Caro d’Addesio. Innanzitutto un ringrazimento per essersi interessato alla cosa. I grandi corifei italiani sull’america latina fanno orecchie da mercante probabilmente per non smentire ciò che hanno favoleggiato riguardo a Morales. Capisco che non si trata di una questione facilmente comprensibile, ancor più diciamo nel contesto medio del lettore italiano. Detto questo, almeno in Bolivia, non è questione da poco. L’indigeno potrà essere anche agricoltore, ma resta un indigeno. Guardi che la definizione gode anche di un riconoscimento formale e specifico da parte delle nazioni unite. IL recupero, e il riconoscimento di questo termine è costato anni di marcie e lotte a questi popoli amazzonici e del Chaco. Andrebbero quindi definiti come tali, come loro stessi si definiscono, e non con un termine in questo contesto ambiguo, come “campesinos”, con il quale si riconoscono i cocaleros-colonizzatori, normalmente quechua e aymara, di Evo Morales che, guardacaso, stanno organizando una contromarcia. Il discorso sarebbe lungo. Se non le dispiace la rimando ad un sito dove ho cercato nei commenti di spiegare un po’ più a fondo la questione: http://www.ilcambiamento.it/foreste/bolivia_costruzione_strada_riserva_india_tipnis.html. Infine due dettagli: “714 specie di fauna e 400 di flora”…solo di uccelli sono circa 800 specie e 400 specie floristiche si trovano normalmente in un ettaro di questa che è forse la foresta più piovosa dell’amazzonia. Poi …non navajo ma navaja, pedro navaja.

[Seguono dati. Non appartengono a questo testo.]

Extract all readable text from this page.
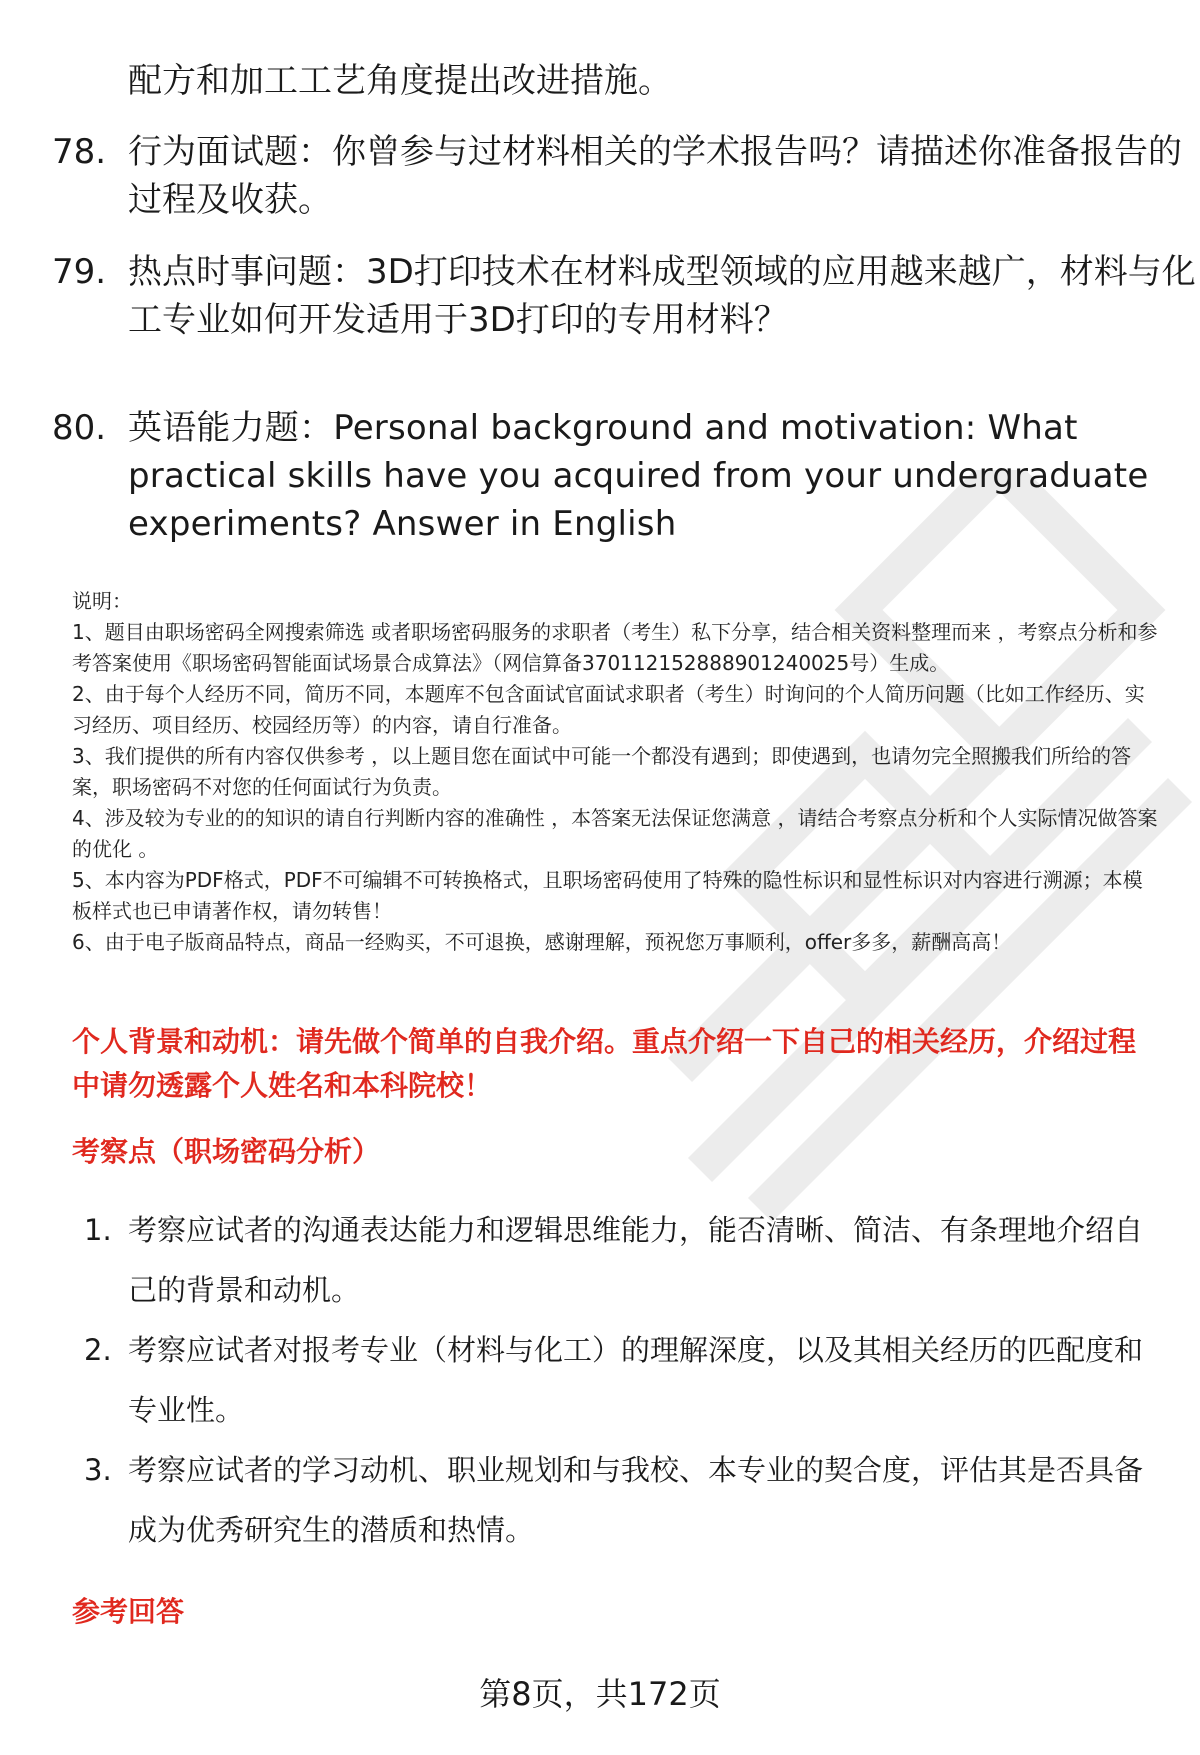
配方和加工工艺角度提出改进措施。
78. 行为面试题：你曾参与过材料相关的学术报告吗？请描述你准备报告的过程及收获。
79. 热点时事问题：3D打印技术在材料成型领域的应用越来越广，材料与化工专业如何开发适用于3D打印的专用材料？
80. 英语能力题：Personal background and motivation: What practical skills have you acquired from your undergraduate experiments? Answer in English

说明：

1、题目由职场密码全网搜索筛选 或者职场密码服务的求职者（考生）私下分享，结合相关资料整理而来 ，考察点分析和参考答案使用《职场密码智能面试场景合成算法》（网信算备370112152888901240025号）生成。

2、由于每个人经历不同，简历不同，本题库不包含面试官面试求职者（考生）时询问的个人简历问题（比如工作经历、实习经历、项目经历、校园经历等）的内容，请自行准备。

3、我们提供的所有内容仅供参考 ，以上题目您在面试中可能一个都没有遇到；即使遇到，也请勿完全照搬我们所给的答案，职场密码不对您的任何面试行为负责。

4、涉及较为专业的的知识的请自行判断内容的准确性 ，本答案无法保证您满意 ，请结合考察点分析和个人实际情况做答案的优化 。

5、本内容为PDF格式，PDF不可编辑不可转换格式，且职场密码使用了特殊的隐性标识和显性标识对内容进行溯源；本模板样式也已申请著作权，请勿转售！

6、由于电子版商品特点，商品一经购买，不可退换，感谢理解，预祝您万事顺利，offer多多，薪酬高高！

个人背景和动机：请先做个简单的自我介绍。重点介绍一下自己的相关经历，介绍过程中请勿透露个人姓名和本科院校！
考察点（职场密码分析）
1. 考察应试者的沟通表达能力和逻辑思维能力，能否清晰、简洁、有条理地介绍自己的背景和动机。
2. 考察应试者对报考专业（材料与化工）的理解深度，以及其相关经历的匹配度和专业性。
3. 考察应试者的学习动机、职业规划和与我校、本专业的契合度，评估其是否具备成为优秀研究生的潜质和热情。
参考回答
第8页，共172页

Mi scuso per il nome ed anzi sono io a dirle grazie per la lettura caro Navaja. E' vero la questione è molto complessa ed ha fatto bene ad inserire un link chiarificatore. Penso che il senso dell'articolo fosse che diverse etnie, peraltro minoritarie stanno subendo una decisione che va molto bene alla lobby petrolifera di Santa Cruz, a quella dei cocaleros vicini ad Evo ed a quelle delle imprese brasiliane e cinesi. Non sono così convinto che tutti i campesinos-coloni aymara siano con Morales. Anzi il fatto che il gradimento di Morales sia intorno al 40% la dice lunga su come molto del consenso che lo aveva portato alla vittoria si sia perso per strada anche fra i suoi sostenitori. Quanto allo sforzo di raccontare l'America Latina nel modo più sincero possibile, spero di riuscirci. Io non parteggio. L'America Latina mi emoziona per la voglia di riscatto che i suoi popoli riescono sempre a trovare. Morales ha rappresentato questo per la Bolivia, ma oggi l'occasione o peggio ancora la paura di rappresaglie o isolamenti economici ha ridotto notevolmente la sua spinta innovatrice e dopo la Costituzione si è visto. E' la voglia di voler accontentare tutti per scontentare tutti, un vizio che noi italiani conosciamo molto bene. P.S. mi aggiorni il link in modo corretto, Pedro, perchè non si legge ed è un peccato.
Caro d’Addesio. Ho mandato un commento con l'aggiornamento della situazione nel sito citato sopra.